The wine, combined with gnawing hunger and lack of sleep is making me dizzy. Lord Quinlan’s features blur together, making him seem like a bejeweled slug.
“It makes sense, does it not?” he says. “Replacing one Andewyn with another? After all, it was out of fear that something very much like that would happen, which caused you to be sent away in the first place.”
“What have you done with them?” I ask. “Where did you take Mister Travers and Lord Finley?”
“I took them here,” Lord Murcendor speaks up. “I had a nice talk with Travers and Finley, and they both swore on their lives they hadn’t had enough time to tell you of your true identity. Appropriate, as it was their lives we eventually took from them.”
I feel nauseous, and not just from lack of food. I swallow back the bile rising to my throat.

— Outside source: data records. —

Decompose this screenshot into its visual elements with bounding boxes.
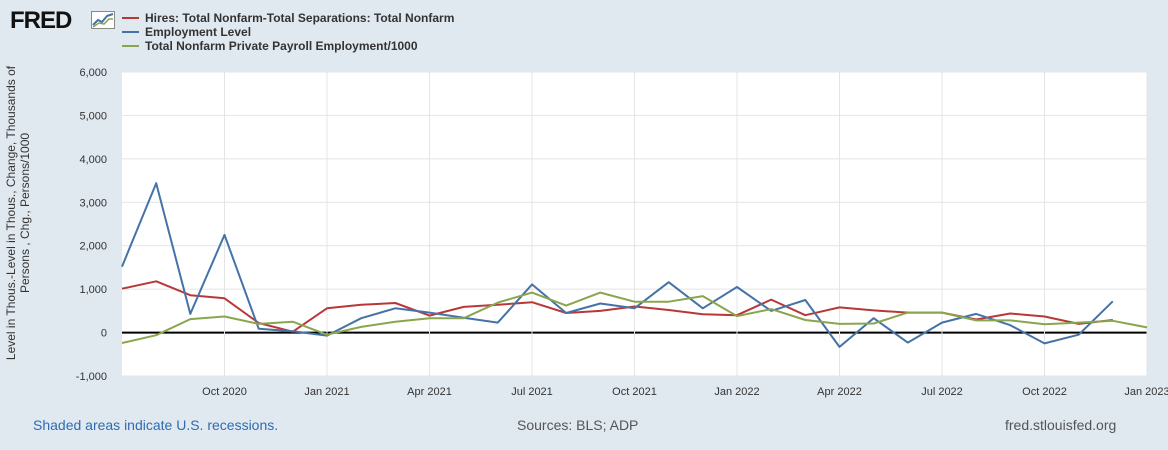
site-link[interactable]: fred.stlouisfed.org (1005, 417, 1117, 433)
y-tick-label: -1,000 (76, 371, 107, 383)
fred-graph-icon (91, 11, 115, 34)
legend-swatch (122, 45, 139, 47)
x-tick-label: Oct 2022 (1022, 386, 1067, 398)
series-line-3[interactable] (121, 291, 1148, 344)
y-tick-label: 2,000 (79, 241, 107, 253)
x-tick-label: Jul 2021 (511, 386, 553, 398)
x-tick-label: Jan 2023 (1124, 386, 1168, 398)
y-tick-label: 1,000 (79, 284, 107, 296)
legend-item[interactable]: Hires: Total Nonfarm-Total Separations: … (122, 11, 454, 25)
legend-item[interactable]: Employment Level (122, 25, 454, 39)
fred-logo-text: FRED (10, 7, 72, 34)
x-tick-label: Jul 2022 (921, 386, 963, 398)
legend-label: Total Nonfarm Private Payroll Employment… (145, 39, 418, 53)
y-tick-label: 6,000 (79, 67, 107, 79)
sources-note: Sources: BLS; ADP (517, 417, 639, 433)
legend-label: Hires: Total Nonfarm-Total Separations: … (145, 11, 455, 25)
series-line-2[interactable] (121, 182, 1114, 348)
legend-swatch (122, 31, 139, 33)
x-tick-label: Jan 2022 (714, 386, 759, 398)
legend-swatch (122, 17, 139, 19)
recession-note[interactable]: Shaded areas indicate U.S. recessions. (33, 417, 279, 433)
x-tick-label: Jan 2021 (304, 386, 349, 398)
legend-item[interactable]: Total Nonfarm Private Payroll Employment… (122, 39, 454, 53)
fred-logo[interactable]: FRED (10, 7, 72, 35)
x-tick-label: Apr 2022 (817, 386, 862, 398)
x-tick-label: Oct 2021 (612, 386, 657, 398)
y-tick-label: 0 (101, 328, 107, 340)
y-tick-label: 4,000 (79, 154, 107, 166)
chart-legend: Hires: Total Nonfarm-Total Separations: … (122, 11, 454, 53)
y-tick-label: 5,000 (79, 110, 107, 122)
legend-label: Employment Level (145, 25, 252, 39)
x-tick-label: Oct 2020 (202, 386, 247, 398)
y-tick-label: 3,000 (79, 197, 107, 209)
chart-svg: 6,000 5,000 4,000 3,000 2,000 1,000 0 -1,000 Oc… (76, 67, 1168, 398)
x-tick-label: Apr 2021 (407, 386, 452, 398)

“We had been under the impression we had captured all of Lord Finley’s supporters,” Lord Quinlan speaks up. “This of course, was before the assassination attempt in Eleanor Square.”
At this, Lord Murcendor opens his mouth as if to disagree, and then seems to reconsider and closes it again.
“We know Lord Finley intended to place you on the throne,” Lord Quinlan says. “What we don’t know, is if you decided to join them.”
“Absolutely not,” I answer. “He never asked me to join him, and I never agreed to anything. I have no idea if some of Lord Finley’s men were behind the attack. But I do know I had nothing to do with it.”
“I see,” Lord Quinlan says. He stands up, walks to the door, and opens it. Wolfram enters, holding a lit candle.
“Light them,” Lord Quinlan commands.
Wolfram nods. He raises his candle and begins to light torches mounted along the room. As the light grows, pictures on the stone walls come into focus.